К исходу марта подходила к концу самая длинная и самая ненавистная в учебном году третья четверть. Зима к тому времени уже порядком надоедала, и детворе хотелось весеннего тепла, ручейков, пахнувших талой землей проталин, веселой беготни и, само собой, каникул. Уже лежали в сенцах старательно обструганные палки-биты и войлочные шарики для лапты, ждали своего часа резиновые сапоги и кеды.
Раньше всех в деревне обнажалась от снега и просыхала большая поляна на пустыре, перед домом одинокой пожилой женщины Анны Матвевны Епифановой, которую все в деревне от мала до велика звали бабкой Епифанихой. Против этого имени она особо не возражала и охотно на него откликалась. Комплекции Епифаниха была нехилой: росту более метра с аршином, да и в обхвате не худоба, а уж голосом обладала, прямо сказать, убойной силы. Если гаркнет бывало в сердцах на кого, так стены дрожат, а с потолка штукатурка сыплется.

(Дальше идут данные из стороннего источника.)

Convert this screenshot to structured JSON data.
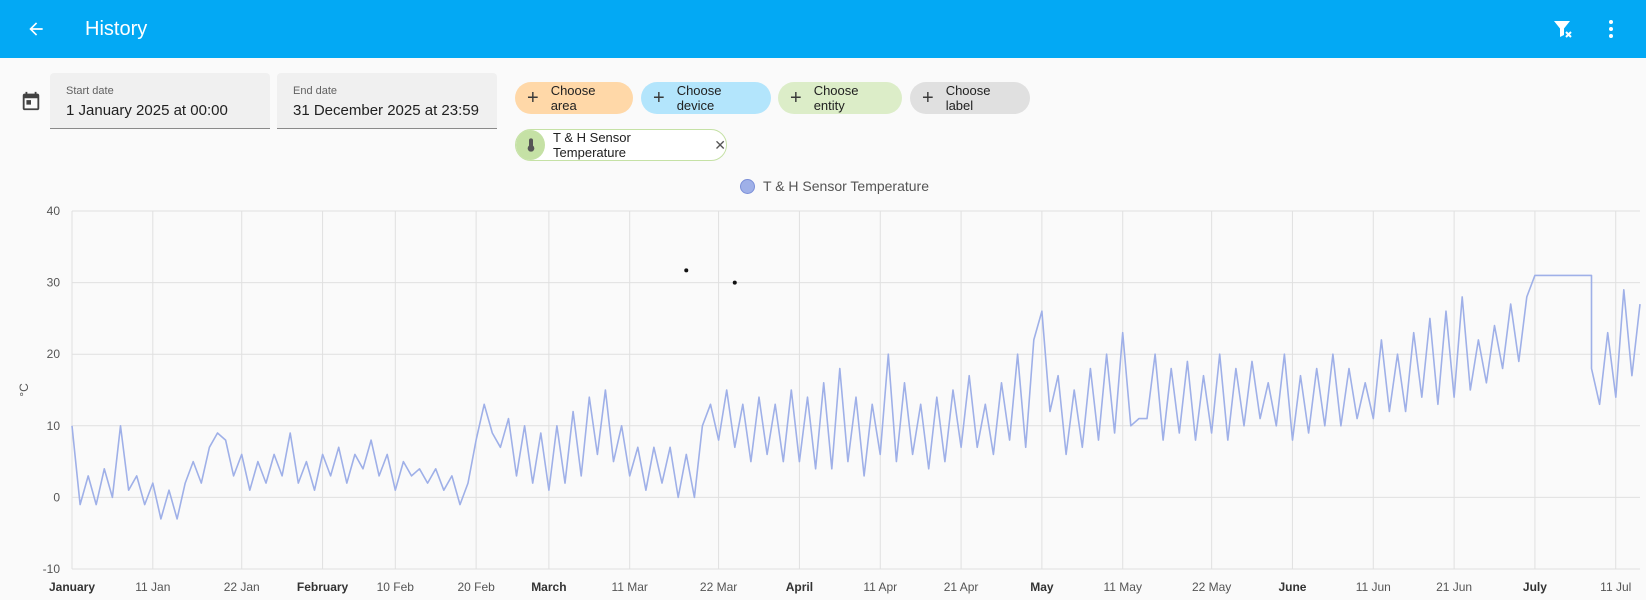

Работала Епифаниха всю жизнь в совхозе: где в поле на разных работах, где на току зерно лопатила. Получала за свою в работу трудодни да копейки, но не унывала, а говорила: "Да чего оно, богатство-то, токомо людей портит. Сидит богатый на сундуках, да все об их одних и думат" Муж Епифанихи, дядька Семен, не вернулся с фронта. Прожили они вместе и всего-то может пару годков, даже детей нажить не успели. Ушел, соколик, фашиста бить и ни писем, ни вестей. Похоронку только одну в 41-м и получила. Сватались было мужики поначалу, да не приветила никого. Так и жила одна в маленьком домике на пустыре. Сама и дрова рубила, и хату чинила, и сено косила. К старости прибаливать стала, но виду не показывала и к докторам не обращалась. Полежит денек-другой, отлежится малость, да и встает опять дела делать.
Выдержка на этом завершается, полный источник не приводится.